Toner-killer usato dalle stampanti, fotocopiatrici e fax che contengono lo stirene.

Un’esposizione eccessiva alla stampante può causare la leucemia. Ma non solo. Anche l’utilizzo della carta del fax e di alcune fotocopiatrici. Possibile? Sì, e solo ora si inizia a sapere. Questo perché tali apparecchi utilizzano, come inchiostro, il toner e dentro il tuner si nascondono delle polveri nocive, una delle quali è lo stirene che causerebbe appunto il cancro. La questione, per quanto sorprendente, è anche allarmante perché si tratta di apparecchi comuni, utilizzati da tutti noi, negli uffici, nelle scuole, negli studi e in alcuni negozi dove proprio c’è “l’addetto alle fotocopie”. Insomma, se è vero che viviamo in un mondo circondato di pericoli, è vero che non finiamo mai di conoscerli. Ad accorgersene per primi, ovviamente, sono stati i centri di ricerca internazionali ma ora la questione rischia di diventare un caso nazionale: questo perché, proprio qualche ora fa, è stata pubblicata una sentenza della Cassazione [1] con cui è stato riconosciuto il risarcimento del danno ai familiari di un lavoratore deceduto proprio a causa del toner e, quindi, dello stirene contenuto nella fotocopiatrice al cui impiego era preposto. Ma procediamo con ordine e scopriamo di più del cosiddetto danno da stampante e perché l’uso eccessivo causa la leucemia. Si tratterebbe di una normale – benché tragica – causa di servizio quella che ha visto gli eredi di un dipendente chiedere, al relativo datore di lavoro, un risarcimento di 200mila euro a testa se la causa del decesso non fosse niente poco di meno che una banale fotocopiatrice. Non una fotocopiatrice particolare, che magari ha subito un corto circuito o che non era stata messa a norma, ma una fotocopiatrice come tante le altre sul mercato, ma con una piccola e terrificante caratteristica: il toner contiene lo stirene. La questione legata alla pericolosità del toner è un problema che ci accompagna da sempre e per molti “addetti ai lavori” è un fatto tutt’altro che ignoto. Ma si tratta della solita élite di studiosi. Oggi, invece, la sentenza della Cassazione pone questa tematica in condivisione con il vasto pubblico, ed è bene darle altrettanta diffusione.

Il toner è una polvere fine e sottile, che contiene particelle di carbone, ossidi di ferro e resina. Oltre a queste, gli studi hanno rilevato l’emissione, da parte delle apparecchiature di stampa, di altre componenti più dannose e persino cancerogene: il benzene, la formaldeide, lo stirene e l’ossido di titanio.
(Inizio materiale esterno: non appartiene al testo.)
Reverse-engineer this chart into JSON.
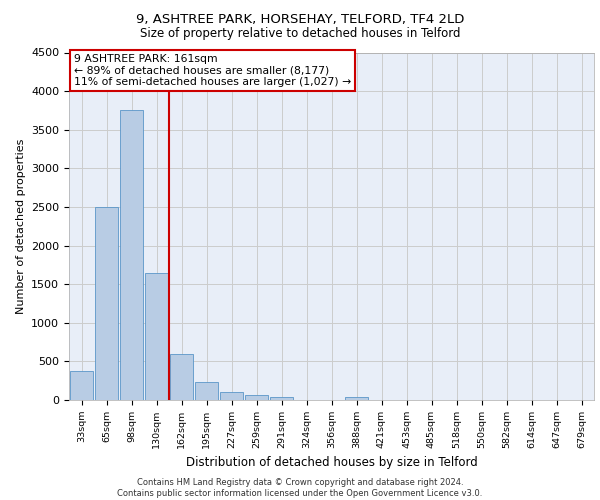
{
  "title1": "9, ASHTREE PARK, HORSEHAY, TELFORD, TF4 2LD",
  "title2": "Size of property relative to detached houses in Telford",
  "xlabel": "Distribution of detached houses by size in Telford",
  "ylabel": "Number of detached properties",
  "categories": [
    "33sqm",
    "65sqm",
    "98sqm",
    "130sqm",
    "162sqm",
    "195sqm",
    "227sqm",
    "259sqm",
    "291sqm",
    "324sqm",
    "356sqm",
    "388sqm",
    "421sqm",
    "453sqm",
    "485sqm",
    "518sqm",
    "550sqm",
    "582sqm",
    "614sqm",
    "647sqm",
    "679sqm"
  ],
  "values": [
    370,
    2500,
    3750,
    1650,
    590,
    230,
    110,
    60,
    40,
    0,
    0,
    40,
    0,
    0,
    0,
    0,
    0,
    0,
    0,
    0,
    0
  ],
  "bar_color": "#b8cce4",
  "bar_edge_color": "#5a96c8",
  "vline_color": "#cc0000",
  "annotation_text": "9 ASHTREE PARK: 161sqm\n← 89% of detached houses are smaller (8,177)\n11% of semi-detached houses are larger (1,027) →",
  "annotation_box_color": "#ffffff",
  "annotation_box_edge_color": "#cc0000",
  "ylim": [
    0,
    4500
  ],
  "yticks": [
    0,
    500,
    1000,
    1500,
    2000,
    2500,
    3000,
    3500,
    4000,
    4500
  ],
  "grid_color": "#cccccc",
  "bg_color": "#e8eef8",
  "footer": "Contains HM Land Registry data © Crown copyright and database right 2024.\nContains public sector information licensed under the Open Government Licence v3.0."
}
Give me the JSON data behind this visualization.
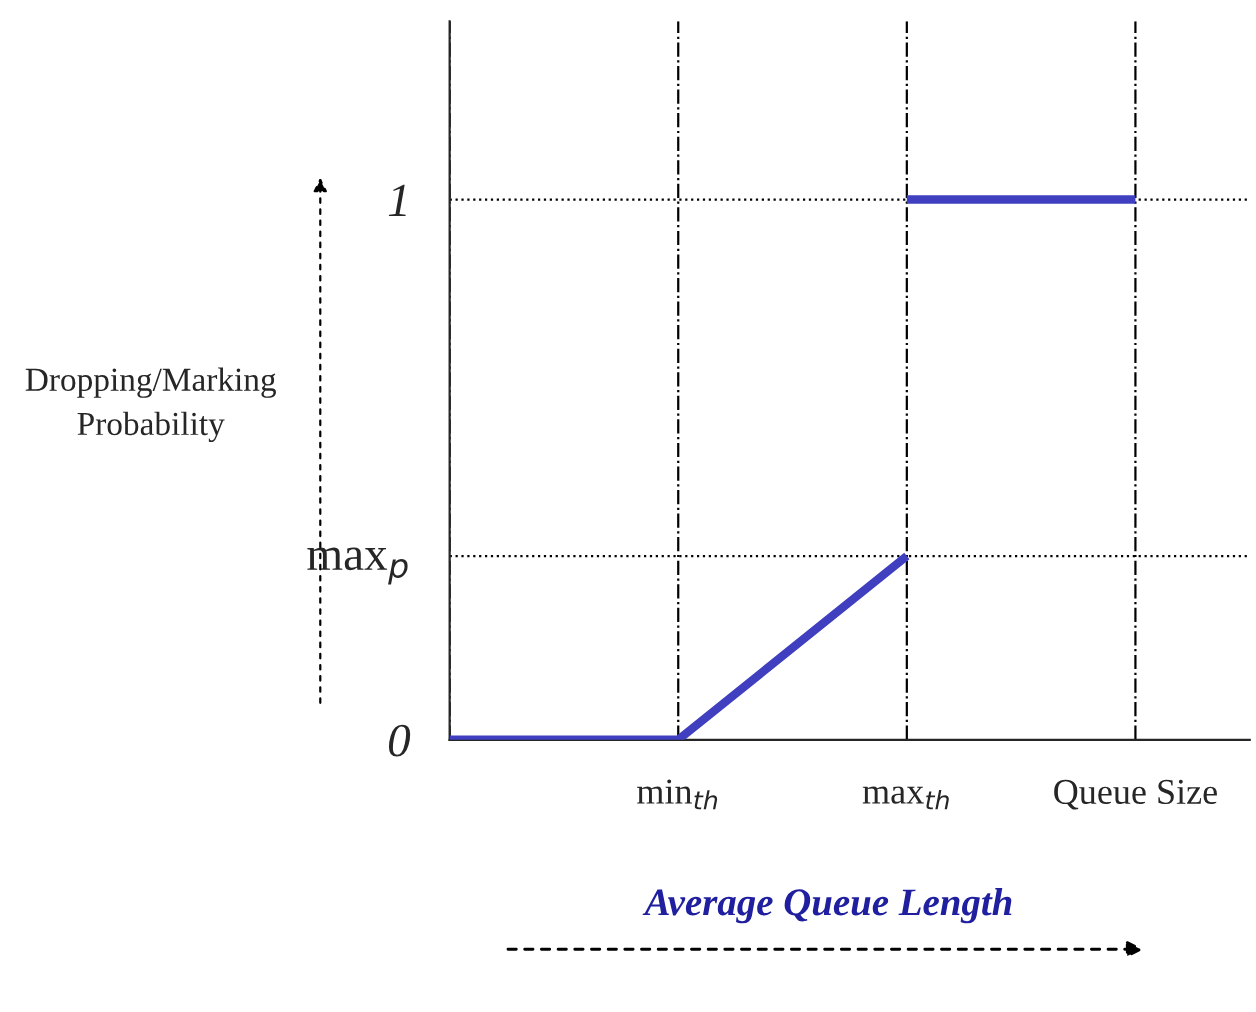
{
  "chart_data": {
    "type": "line",
    "xlabel": "Average Queue Length",
    "ylabel": "Dropping/Marking\nProbability",
    "categories": [
      null,
      "min$_{th}$",
      "max$_{th}$",
      "Queue Size"
    ],
    "series": [
      {
        "color": "#3f3fbf",
        "values": [
          0,
          0,
          0.34,
          null
        ]
      },
      {
        "color": "#3f3fbf",
        "values": [
          null,
          null,
          1,
          1
        ]
      }
    ],
    "ylim": [
      0,
      1.33
    ],
    "yticks": [
      0,
      {
        "value": 0.34,
        "label": "max$_{p}$"
      },
      1
    ],
    "ref_lines": [
      {
        "axis": "y",
        "value": 1,
        "line_style": "dotted",
        "color": "#000000"
      },
      {
        "axis": "y",
        "value": 0.34,
        "line_style": "dotted",
        "color": "#000000"
      }
    ],
    "grid": "x",
    "legend": false,
    "line_style": "solid",
    "marker": "none"
  }
}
L’eccessivo contatto con le polveri sottili dei toner per stampanti, fax e fotocopiatrici può portare il cancro

In dosi basse, lo stirene causa irritazioni transitorie delle mucose congiuntivali e nasali, cefalea, sonnolenza. Nei casi peggiori porta la leucemia. Il contatto con tali sostanze può avvenire tramite inalazione, semplicemente stando vicino alla macchina fotocopiatrice o alla stampante, ma anche per contatto con queste polveri, nel momento cioè in cui si toccano le stampe. Ma anche a macchina spenta sembrerebbe che i rischi non siano del tutto esclusi visto che queste micropolveri navigano nell’aria. Ma a chi spetta risarcire gli eredi per il toner killer della focopiatrice o la stampante? A sorpresa non è la ditta produttrice dell’hardware, né quella che ha confezionato lo stesso inchiostro. Spetta invece al datore risarcire gli eredi del dipendente morto di leucemia mieloide cronica a causa della fotocopiatrice. E ciò perché spetta all’azienda tutelare le condizioni di salute dei propri dipendenti. Condizioni che deve conoscere attraverso un apposito piano di sicurezza redatto da personale esperto, che non può ignorare – da oggi in poi ancor di più – che i toner sono cancerogeni. Il dipendente per anni addetto al funzionamento e alla manutenzione della macchina ha contratto la malattia con l’esposizione alle sostanze chimiche pericolose contenute nel toner, ad esempio lo styrene. Ed è per questo che i suoi familiari saranno risarciti. E se ciò non bastasse, per il datore di lavoro può scattare anche la condanna penale per omicidio colposo.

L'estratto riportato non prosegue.